As of late, I’ve been thinking about the question above quite often.
In the next three months, my task is to prepare librarians and technical support in my buildings for an upcoming transition – away from in-building instructional technology support and to a more distributed system of technology development. In light of this, I have been attempting to summarize what I’ve learned over the last four years into a format I can hand off to teacher leaders and support personnel.
I began by asking this question to a number of teachers at the recent #edcamp in St. Louis. We came up with an extensive list, pictured on the right.
These elements seem to be a nice point from which to start. Taking the list another step, I’d like to collect these concepts into domains I could then summarize and present to those interested in continuing the work. This post is the beginning of that work. If the question intrigues you, or you’d like to help me out, I’d appreciate your input!
Possible themes of importance to educational technology and sub-topics:
Life is now both online and offline – and each piece influences the other.
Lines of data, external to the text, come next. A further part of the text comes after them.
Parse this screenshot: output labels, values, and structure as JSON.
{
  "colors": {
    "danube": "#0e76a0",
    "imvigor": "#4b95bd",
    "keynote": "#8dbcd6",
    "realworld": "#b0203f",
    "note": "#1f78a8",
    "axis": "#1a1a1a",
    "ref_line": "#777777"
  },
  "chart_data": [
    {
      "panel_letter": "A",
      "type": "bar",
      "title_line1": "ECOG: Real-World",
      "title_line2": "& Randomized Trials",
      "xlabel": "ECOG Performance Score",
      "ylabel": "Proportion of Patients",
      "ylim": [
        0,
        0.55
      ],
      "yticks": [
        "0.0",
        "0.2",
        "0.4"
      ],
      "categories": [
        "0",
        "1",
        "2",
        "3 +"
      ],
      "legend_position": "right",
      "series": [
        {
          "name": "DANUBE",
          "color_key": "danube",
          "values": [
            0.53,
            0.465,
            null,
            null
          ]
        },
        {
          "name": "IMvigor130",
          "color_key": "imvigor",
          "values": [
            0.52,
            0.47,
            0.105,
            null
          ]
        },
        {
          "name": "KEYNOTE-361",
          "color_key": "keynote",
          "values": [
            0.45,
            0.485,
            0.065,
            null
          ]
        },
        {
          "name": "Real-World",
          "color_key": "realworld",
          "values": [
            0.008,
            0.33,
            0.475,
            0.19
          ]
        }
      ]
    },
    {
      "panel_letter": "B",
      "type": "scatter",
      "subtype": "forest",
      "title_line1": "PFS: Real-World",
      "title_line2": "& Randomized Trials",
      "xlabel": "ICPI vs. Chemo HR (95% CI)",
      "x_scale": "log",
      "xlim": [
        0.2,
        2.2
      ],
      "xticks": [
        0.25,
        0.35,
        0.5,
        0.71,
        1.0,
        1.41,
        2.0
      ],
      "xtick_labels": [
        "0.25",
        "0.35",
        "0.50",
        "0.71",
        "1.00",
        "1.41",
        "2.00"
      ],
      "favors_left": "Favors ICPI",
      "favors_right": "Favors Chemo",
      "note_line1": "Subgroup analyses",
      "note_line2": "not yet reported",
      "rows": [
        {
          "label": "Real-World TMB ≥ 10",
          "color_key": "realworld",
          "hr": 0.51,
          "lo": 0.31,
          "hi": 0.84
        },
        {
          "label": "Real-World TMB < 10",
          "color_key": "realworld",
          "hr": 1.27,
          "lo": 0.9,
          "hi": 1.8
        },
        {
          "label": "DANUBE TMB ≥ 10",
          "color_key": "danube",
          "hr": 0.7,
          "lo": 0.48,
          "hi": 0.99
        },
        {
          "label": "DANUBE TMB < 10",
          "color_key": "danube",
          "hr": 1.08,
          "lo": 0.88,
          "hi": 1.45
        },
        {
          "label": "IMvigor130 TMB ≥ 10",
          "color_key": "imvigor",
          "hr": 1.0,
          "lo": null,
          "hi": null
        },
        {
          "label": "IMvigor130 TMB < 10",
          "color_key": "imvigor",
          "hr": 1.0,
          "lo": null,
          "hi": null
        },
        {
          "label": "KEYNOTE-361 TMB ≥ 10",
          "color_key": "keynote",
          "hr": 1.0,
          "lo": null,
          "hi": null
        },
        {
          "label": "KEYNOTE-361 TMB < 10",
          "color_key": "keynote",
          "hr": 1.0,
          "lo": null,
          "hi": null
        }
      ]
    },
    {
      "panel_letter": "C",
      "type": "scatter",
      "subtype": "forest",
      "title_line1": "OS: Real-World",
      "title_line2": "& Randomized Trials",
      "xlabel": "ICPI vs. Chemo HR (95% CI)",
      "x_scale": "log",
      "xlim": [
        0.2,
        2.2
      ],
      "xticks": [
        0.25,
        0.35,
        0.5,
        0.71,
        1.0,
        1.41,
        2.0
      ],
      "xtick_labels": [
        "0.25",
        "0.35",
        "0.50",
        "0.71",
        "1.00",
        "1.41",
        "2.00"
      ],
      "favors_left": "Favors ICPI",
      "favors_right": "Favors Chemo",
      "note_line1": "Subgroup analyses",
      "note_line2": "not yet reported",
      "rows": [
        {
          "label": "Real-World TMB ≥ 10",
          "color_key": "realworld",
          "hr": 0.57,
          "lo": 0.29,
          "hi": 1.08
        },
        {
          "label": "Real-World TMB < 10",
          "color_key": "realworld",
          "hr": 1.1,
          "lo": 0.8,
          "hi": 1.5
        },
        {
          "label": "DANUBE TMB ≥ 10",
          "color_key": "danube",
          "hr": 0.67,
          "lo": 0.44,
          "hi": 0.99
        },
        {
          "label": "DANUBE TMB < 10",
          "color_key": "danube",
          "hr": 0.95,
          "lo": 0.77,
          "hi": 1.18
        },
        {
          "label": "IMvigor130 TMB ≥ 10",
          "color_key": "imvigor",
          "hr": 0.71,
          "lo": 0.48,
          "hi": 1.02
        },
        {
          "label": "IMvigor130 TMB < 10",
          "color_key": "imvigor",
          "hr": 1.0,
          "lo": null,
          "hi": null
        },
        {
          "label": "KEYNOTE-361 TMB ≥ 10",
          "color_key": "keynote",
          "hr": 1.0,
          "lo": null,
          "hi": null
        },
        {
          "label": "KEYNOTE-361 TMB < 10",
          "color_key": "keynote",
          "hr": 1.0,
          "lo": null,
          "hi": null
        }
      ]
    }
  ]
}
- Online identity – The way we use the web will impact the way we live in the face-to-face world (if it doesn’t already). It will become increasingly easier to track and broadcast a person’s online patterns, interactions, and decisions. Because of this transparency, our approach to the web should be forthright and honest, remembering that nothing is ever truly “private” on the Internet.
- Civil discourse – Online spaces that are more protected (Moodle, edmodo, private blogs and wikis) allow our students to make social mistakes in a moderated space. Mistakes in “walled gardens” allow teachers to intervene and coach students on the impact such mistakes have on their online identities.
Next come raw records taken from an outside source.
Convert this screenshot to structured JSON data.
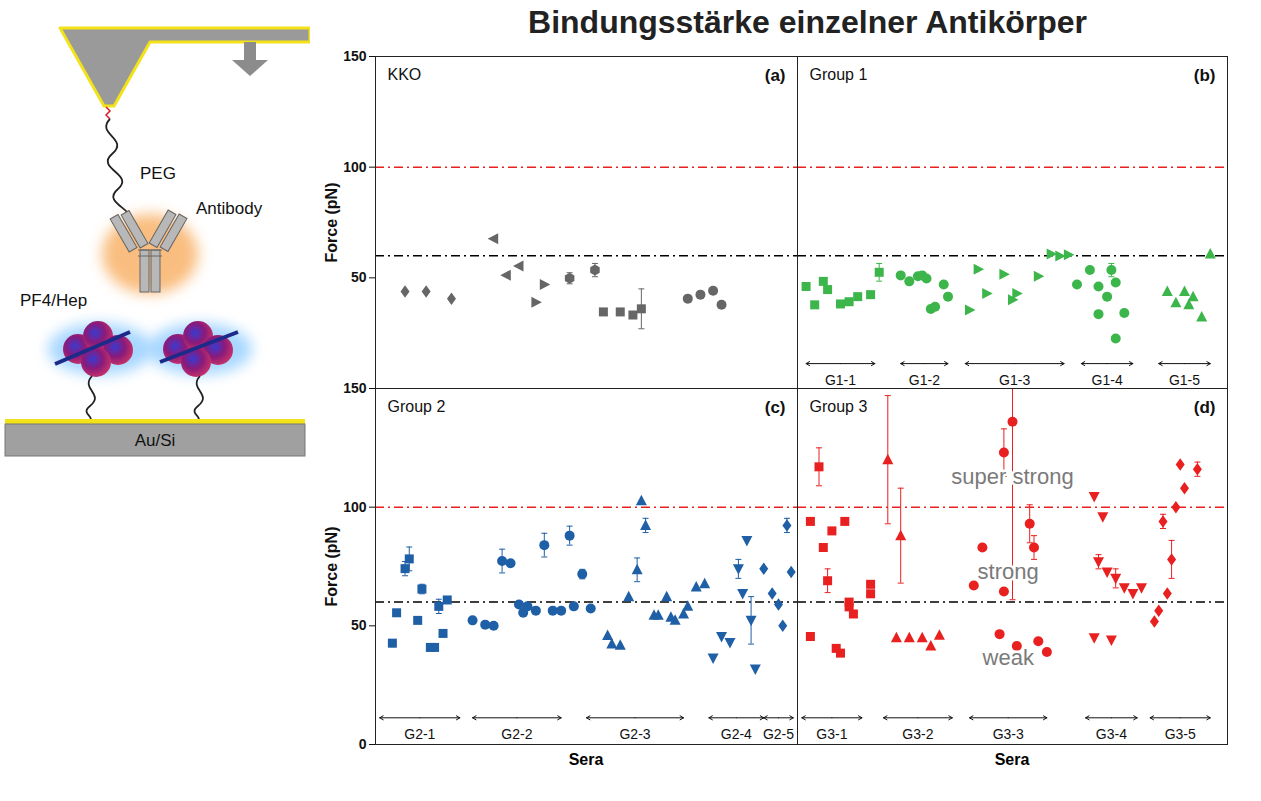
{
  "title": "Bindungsstärke einzelner Antikörper",
  "schematic": {
    "peg": "PEG",
    "antibody": "Antibody",
    "pf4_hep": "PF4/Hep",
    "substrate": "Au/Si"
  },
  "chart_data": [
    {
      "type": "scatter",
      "title": "KKO",
      "panel_label": "(a)",
      "ylabel": "Force (pN)",
      "xlim": [
        0,
        100
      ],
      "ylim": [
        0,
        150
      ],
      "yticks": [
        50,
        100,
        150
      ],
      "tick_labels": "y",
      "reference_lines": [
        {
          "value": 100,
          "color": "#e8201f",
          "line_style": "dashdot"
        },
        {
          "value": 60,
          "color": "#000000",
          "line_style": "dashdot"
        }
      ],
      "series": [
        {
          "marker": "diamond",
          "color": "#666666",
          "x": [
            7,
            12,
            18
          ],
          "values": [
            43.8,
            43.8,
            40.6
          ],
          "errors": [
            null,
            null,
            null
          ]
        },
        {
          "marker": "triangle-left",
          "color": "#666666",
          "x": [
            28,
            31,
            34
          ],
          "values": [
            67.7,
            51.2,
            55.3
          ],
          "errors": [
            null,
            null,
            null
          ]
        },
        {
          "marker": "triangle-right",
          "color": "#666666",
          "x": [
            38,
            40
          ],
          "values": [
            39,
            47
          ],
          "errors": [
            null,
            null
          ]
        },
        {
          "marker": "hexagon",
          "color": "#666666",
          "x": [
            46,
            52
          ],
          "values": [
            49.8,
            53.5
          ],
          "errors": [
            2.5,
            3
          ]
        },
        {
          "marker": "square",
          "color": "#666666",
          "x": [
            54,
            58,
            61,
            63
          ],
          "values": [
            34.6,
            34.6,
            33.2,
            36
          ],
          "errors": [
            null,
            null,
            null,
            9
          ]
        },
        {
          "marker": "circle",
          "color": "#666666",
          "x": [
            74,
            77,
            80,
            82
          ],
          "values": [
            40.6,
            42.4,
            44.2,
            37.8
          ],
          "errors": [
            null,
            null,
            null,
            null
          ]
        }
      ]
    },
    {
      "type": "scatter",
      "title": "Group 1",
      "panel_label": "(b)",
      "xlim": [
        0,
        100
      ],
      "ylim": [
        0,
        150
      ],
      "tick_labels": false,
      "reference_lines": [
        {
          "value": 100,
          "color": "#e8201f",
          "line_style": "dashdot"
        },
        {
          "value": 60,
          "color": "#000000",
          "line_style": "dashdot"
        }
      ],
      "series": [
        {
          "name": "G1-1",
          "marker": "square",
          "color": "#3cb54a",
          "span": [
            2,
            18
          ],
          "x": [
            2,
            4,
            6,
            7,
            10,
            12,
            14,
            17,
            19
          ],
          "values": [
            46.1,
            37.8,
            48.4,
            44.7,
            38.2,
            39.2,
            41.5,
            42.4,
            52.5
          ],
          "errors": [
            null,
            null,
            null,
            null,
            null,
            null,
            null,
            null,
            4
          ]
        },
        {
          "name": "G1-2",
          "marker": "circle",
          "color": "#3cb54a",
          "span": [
            24,
            35
          ],
          "x": [
            24,
            26,
            28,
            29,
            30,
            31,
            32,
            34,
            35
          ],
          "values": [
            51.1,
            48.4,
            50.7,
            51.1,
            49.7,
            35.9,
            36.9,
            47,
            41.5
          ],
          "errors": [
            null,
            null,
            null,
            null,
            null,
            null,
            null,
            null,
            null
          ]
        },
        {
          "name": "G1-3",
          "marker": "triangle-right",
          "color": "#3cb54a",
          "span": [
            39,
            62
          ],
          "x": [
            40,
            42,
            44,
            48,
            50,
            51,
            56,
            59,
            61,
            63
          ],
          "values": [
            35.5,
            53.9,
            42.9,
            51.6,
            40.1,
            42.9,
            50.7,
            60.8,
            59.9,
            60.4
          ],
          "errors": [
            null,
            null,
            null,
            null,
            null,
            null,
            null,
            null,
            null,
            null
          ]
        },
        {
          "name": "G1-4",
          "marker": "circle",
          "color": "#3cb54a",
          "span": [
            66,
            78
          ],
          "x": [
            65,
            68,
            70,
            72,
            73,
            74,
            70,
            74,
            76
          ],
          "values": [
            47,
            53.5,
            46.1,
            41.5,
            53.5,
            47.9,
            33.6,
            22.6,
            34.1
          ],
          "errors": [
            null,
            null,
            null,
            null,
            3,
            null,
            null,
            null,
            null
          ]
        },
        {
          "name": "G1-5",
          "marker": "triangle",
          "color": "#3cb54a",
          "span": [
            84,
            96
          ],
          "x": [
            86,
            88,
            90,
            91,
            92,
            94,
            96
          ],
          "values": [
            43.8,
            38.7,
            43.8,
            37.8,
            41.5,
            32.3,
            60.8
          ],
          "errors": [
            null,
            null,
            null,
            null,
            null,
            null,
            null
          ]
        }
      ]
    },
    {
      "type": "scatter",
      "title": "Group 2",
      "panel_label": "(c)",
      "ylabel": "Force (pN)",
      "xlabel": "Sera",
      "xlim": [
        0,
        100
      ],
      "ylim": [
        0,
        150
      ],
      "yticks": [
        0,
        50,
        100,
        150
      ],
      "tick_labels": "y",
      "reference_lines": [
        {
          "value": 100,
          "color": "#e8201f",
          "line_style": "dashdot"
        },
        {
          "value": 60,
          "color": "#000000",
          "line_style": "dashdot"
        }
      ],
      "series": [
        {
          "name": "G2-1",
          "marker": "square",
          "color": "#1f5fa6",
          "span": [
            1,
            20
          ],
          "x": [
            4,
            5,
            7,
            8,
            10,
            11,
            13,
            14,
            15,
            16,
            17
          ],
          "values": [
            42.7,
            55.5,
            74.1,
            78.2,
            52.3,
            65.5,
            40.9,
            40.9,
            58.2,
            46.8,
            60.9
          ],
          "errors": [
            1.5,
            null,
            3,
            5,
            null,
            2,
            null,
            null,
            3,
            null,
            null
          ]
        },
        {
          "name": "G2-2",
          "marker": "circle",
          "color": "#1f5fa6",
          "span": [
            23,
            44
          ],
          "x": [
            23,
            26,
            28,
            30,
            32,
            34,
            35,
            36,
            38,
            40,
            42,
            44,
            46,
            47,
            49,
            51
          ],
          "values": [
            52.3,
            50.5,
            50,
            77.3,
            76.4,
            59,
            55.5,
            58.2,
            56.4,
            84,
            56.4,
            56.4,
            88,
            58.2,
            71.8,
            57.3
          ],
          "errors": [
            null,
            null,
            null,
            5,
            null,
            null,
            null,
            null,
            null,
            5,
            null,
            null,
            4,
            null,
            2,
            null
          ]
        },
        {
          "name": "G2-3",
          "marker": "triangle",
          "color": "#1f5fa6",
          "span": [
            50,
            73
          ],
          "x": [
            55,
            56,
            58,
            60,
            62,
            63,
            64,
            66,
            67,
            69,
            70,
            71,
            73,
            74,
            76,
            78
          ],
          "values": [
            45.9,
            42.3,
            41.8,
            62.3,
            73.6,
            102.7,
            92.3,
            54.5,
            54.5,
            62.3,
            53.6,
            52.3,
            55,
            58.2,
            66.4,
            67.7
          ],
          "errors": [
            null,
            null,
            null,
            null,
            5,
            null,
            3,
            null,
            null,
            null,
            null,
            null,
            null,
            null,
            null,
            null
          ]
        },
        {
          "name": "G2-4",
          "marker": "triangle-down",
          "color": "#1f5fa6",
          "span": [
            79,
            92
          ],
          "x": [
            80,
            82,
            84,
            86,
            87,
            88,
            89,
            90
          ],
          "values": [
            36.4,
            45.5,
            43,
            74,
            63.6,
            86,
            52.3,
            31.8
          ],
          "errors": [
            null,
            null,
            null,
            4,
            null,
            null,
            10,
            null
          ]
        },
        {
          "name": "G2-5",
          "marker": "diamond",
          "color": "#1f5fa6",
          "span": [
            92,
            99
          ],
          "x": [
            92,
            94,
            95.5,
            96.5,
            97.5,
            98.5
          ],
          "values": [
            74.1,
            63.6,
            59,
            50,
            92.3,
            72.7
          ],
          "errors": [
            null,
            null,
            null,
            null,
            3,
            null
          ]
        }
      ]
    },
    {
      "type": "scatter",
      "title": "Group 3",
      "panel_label": "(d)",
      "xlabel": "Sera",
      "xlim": [
        0,
        100
      ],
      "ylim": [
        0,
        150
      ],
      "tick_labels": false,
      "reference_lines": [
        {
          "value": 100,
          "color": "#e8201f",
          "line_style": "dashdot"
        },
        {
          "value": 60,
          "color": "#000000",
          "line_style": "dashdot"
        }
      ],
      "annotations": [
        {
          "text": "super strong",
          "x": 50,
          "y": 112.7
        },
        {
          "text": "strong",
          "x": 49,
          "y": 72.7
        },
        {
          "text": "weak",
          "x": 49,
          "y": 36.4
        }
      ],
      "series": [
        {
          "name": "G3-1",
          "marker": "square",
          "color": "#e8201f",
          "span": [
            1,
            15
          ],
          "x": [
            3,
            3,
            5,
            6,
            7,
            8,
            9,
            10,
            11,
            12,
            12,
            13,
            17,
            17
          ],
          "values": [
            94,
            45.5,
            117,
            83,
            69,
            90,
            40.5,
            38.5,
            94,
            58,
            60,
            55,
            67.5,
            63.5
          ],
          "errors": [
            null,
            null,
            8,
            null,
            5,
            null,
            null,
            null,
            null,
            null,
            null,
            null,
            null,
            null
          ]
        },
        {
          "name": "G3-2",
          "marker": "triangle",
          "color": "#e8201f",
          "span": [
            20,
            36
          ],
          "x": [
            21,
            24,
            23,
            26,
            29,
            31,
            33
          ],
          "values": [
            120,
            88,
            45,
            45,
            45,
            41.5,
            46
          ],
          "errors": [
            27,
            20,
            null,
            null,
            null,
            null,
            null
          ]
        },
        {
          "name": "G3-3",
          "marker": "circle",
          "color": "#e8201f",
          "span": [
            40,
            58
          ],
          "x": [
            41,
            43,
            47,
            48,
            48,
            50,
            51,
            54,
            55,
            56,
            58
          ],
          "values": [
            67,
            83,
            46.5,
            123,
            64.5,
            136,
            41.5,
            93,
            83,
            43.5,
            39
          ],
          "errors": [
            null,
            null,
            null,
            10,
            null,
            75,
            null,
            8,
            5,
            null,
            null
          ]
        },
        {
          "name": "G3-4",
          "marker": "triangle-down",
          "color": "#e8201f",
          "span": [
            67,
            79
          ],
          "x": [
            69,
            71,
            69,
            73,
            70,
            72,
            74,
            76,
            78,
            80
          ],
          "values": [
            104.5,
            96,
            45,
            44,
            77,
            72.7,
            70,
            66,
            63.6,
            66
          ],
          "errors": [
            null,
            null,
            null,
            null,
            3,
            null,
            4,
            null,
            null,
            null
          ]
        },
        {
          "name": "G3-5",
          "marker": "diamond",
          "color": "#e8201f",
          "span": [
            82,
            96
          ],
          "x": [
            83,
            84,
            86,
            87,
            85,
            88,
            89,
            90,
            93
          ],
          "values": [
            51.8,
            56.4,
            63.6,
            78,
            94,
            100,
            118,
            108,
            116
          ],
          "errors": [
            null,
            null,
            null,
            8,
            3,
            null,
            null,
            null,
            3
          ]
        }
      ]
    }
  ]
}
- Ethical use – Digital projects open numerous opportunities to teach kids about the nature of intellectual property and “ownership” in the context of the Internet.
Publishing means sharing. Networking means creating community.
- Authentic audience – The web offers so much in terms of opening up the walls of the classroom. If a student is creating something of worth, that product should be published in some way. Doing so has the potential to change classroom dynamics in a very positive way.
- Connect kids to kids – Whether the project extends from one period to another or one classroom to another across the world, kids want to produce work for other kids.
- Lurking is okay. Participation is even better – Offer teachers permission to “watch” online communities operate, communities like hashtag discussions on Twitter, the forums on Classroom 2.0, or podcasts on EdTechTalk or iTunes. If people lurk long enough, they usually want to engage. Encourage questions before “sharing”, and remind one another that people in these communities are just like people in our own face-to-face community. Ask for help, and offer it when you can.
- People are generally helpful – Make connections in the spirit of mutual benefit. See publishing as sharing resources with someone you don’t know (yet), and networking as reaching out to make someone’s experience a bit richer. In general, don’t yell for help in an empty room – send a note to a specific person for a specific reason.
Technology should neither be ignored nor exalted.
- Simply using technology will not make learning happen – This is self-explanatory.
- Novelty and fun should not be snubbed or dismissed – Though big ideas, clear objectives, transparent assessments and a great plan are essential to our units and lessons, if our activities and experiences are dry and uninteresting, learning becomes a tedious exercise. The “affective” elements of activities play into their effectiveness, and technology can bring some of those with it.
- Certain elemental principles hold much of the web together – Understanding basic HTML tags and the idea behind RSS open multiple ways to make information flow from one piece of the web to another. Solutions to complex problems
Consume in order to create.
- Mentor texts abound – With the web, students can absorb the wisdom of others and remix it into their own words. They can also develop skills to filter the wheat from the chaff as they look for mentor material.
- Author anywhere – As tools are selected, pursue solutions that work across platforms.
- Simplicity is always the trump card – In the best creation scenarios, the tools are simple enough to use that the focus is predominantly on learning and expressing the content rather than learning the tool.
These are just the first pieces that come to my mind. They are largely focused on the web and not the innumerable other pieces of hardware present in the rooms of teachers. How can I weave those elements in? What else have I missed? What should I change?
These are also posted on a public Google Doc. Feel free to add your comments, edits, and suggestions there!